Menuju konten utama

Target Swasembada Kedelai Hanya Sekadar Mimpi

Presiden Jokowi menargetkan swasembada kedelai terjadi pada 2017. Namun yang terjadi justru impor kedelai makin tinggi.

Target Swasembada Kedelai Hanya Sekadar Mimpi
Pedagang menunjukkan kedelai impor Amerika yang dijual di Jakarta Timur, Jakarta, Senin (12/3/18). ANTARA FOTO/Sigid Kurniawan/kye/18.

tirto.id - “Saya sampaikan berkali-kali bahwa dalam 3 tahun saya targetkan kepada Menteri Pertanian untuk bisa swasembada, tiga tahun tidak boleh lebih. Dimulai dengan beras, kemudian nanti jagung, gula, kedelai, terus daging, semuanya.”
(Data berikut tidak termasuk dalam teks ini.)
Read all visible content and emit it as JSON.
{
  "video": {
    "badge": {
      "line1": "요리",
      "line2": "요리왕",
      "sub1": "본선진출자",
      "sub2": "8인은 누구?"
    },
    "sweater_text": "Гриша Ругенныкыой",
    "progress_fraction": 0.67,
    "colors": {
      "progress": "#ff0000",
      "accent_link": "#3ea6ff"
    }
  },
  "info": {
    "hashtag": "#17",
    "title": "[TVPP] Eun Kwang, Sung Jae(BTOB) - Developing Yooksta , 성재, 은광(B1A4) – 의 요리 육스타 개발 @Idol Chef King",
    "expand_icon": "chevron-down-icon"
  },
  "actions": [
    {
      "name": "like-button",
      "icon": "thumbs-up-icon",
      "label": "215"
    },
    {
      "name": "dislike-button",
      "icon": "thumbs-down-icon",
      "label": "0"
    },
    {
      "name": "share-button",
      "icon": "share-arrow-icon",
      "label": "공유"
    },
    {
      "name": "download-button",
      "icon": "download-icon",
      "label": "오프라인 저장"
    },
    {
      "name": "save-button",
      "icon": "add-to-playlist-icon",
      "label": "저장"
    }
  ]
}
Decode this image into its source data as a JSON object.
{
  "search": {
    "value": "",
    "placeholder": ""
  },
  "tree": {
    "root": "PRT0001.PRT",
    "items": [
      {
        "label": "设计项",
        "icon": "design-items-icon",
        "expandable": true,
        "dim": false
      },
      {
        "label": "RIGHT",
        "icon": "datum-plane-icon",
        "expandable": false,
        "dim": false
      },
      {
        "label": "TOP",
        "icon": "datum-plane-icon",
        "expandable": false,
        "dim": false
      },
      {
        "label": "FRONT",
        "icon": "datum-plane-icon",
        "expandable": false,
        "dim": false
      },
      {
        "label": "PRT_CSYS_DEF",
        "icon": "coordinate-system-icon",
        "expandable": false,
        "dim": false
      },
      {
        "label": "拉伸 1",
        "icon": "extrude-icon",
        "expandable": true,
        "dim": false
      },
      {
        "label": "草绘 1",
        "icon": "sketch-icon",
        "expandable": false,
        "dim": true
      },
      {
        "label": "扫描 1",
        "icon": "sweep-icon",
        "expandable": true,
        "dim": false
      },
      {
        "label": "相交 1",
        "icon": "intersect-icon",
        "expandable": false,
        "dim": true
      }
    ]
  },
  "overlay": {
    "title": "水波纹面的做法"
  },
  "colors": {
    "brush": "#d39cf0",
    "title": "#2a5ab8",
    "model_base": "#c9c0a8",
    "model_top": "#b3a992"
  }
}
Obral janji dari Presiden Joko Widodo itu disampaikan saat Pembukaan Munas HIPMI XV 2015, di Bandung, pada 12 Januari 2015. Tiga tahun berlalu, tanda-tanda swasembada masih belum terlihat. Justru impor yang malah meningkat.

Salah satu komoditas pangan yang terus meningkat di antaranya adalah kedelai. Dari berbagai sudut sumber data perdagangan, Indonesia memang masih bermasalah soal impor kedelai.

Misalnya bila mengutip data dari Comtrade, volume impor bahan baku tahu dan tempe Indonesia mencapai 2,53 juta ton pada 2017, naik 42 persen dari 2013 sebanyak 1,78 juta ton. Kebutuhan impor kedelai tersebut membuat dolar yang digelontorkan juga meningkat. Pada 2013, nilai impor kedelai tercatat US$1,1 miliar. Angka itu kemudian naik 16 persen pada 2017, yakni sebesar US$1,28 miliar.

Tahun ini, impor kedelai masih akan terjadi, bahkan akan lebih tinggi. Tanda-tanda impor kedelai meningkat terlihat saat United States Department Agriculture (USDA) merilis ekspor kedelai AS ke Indonesia pada 16 Agustus 2018.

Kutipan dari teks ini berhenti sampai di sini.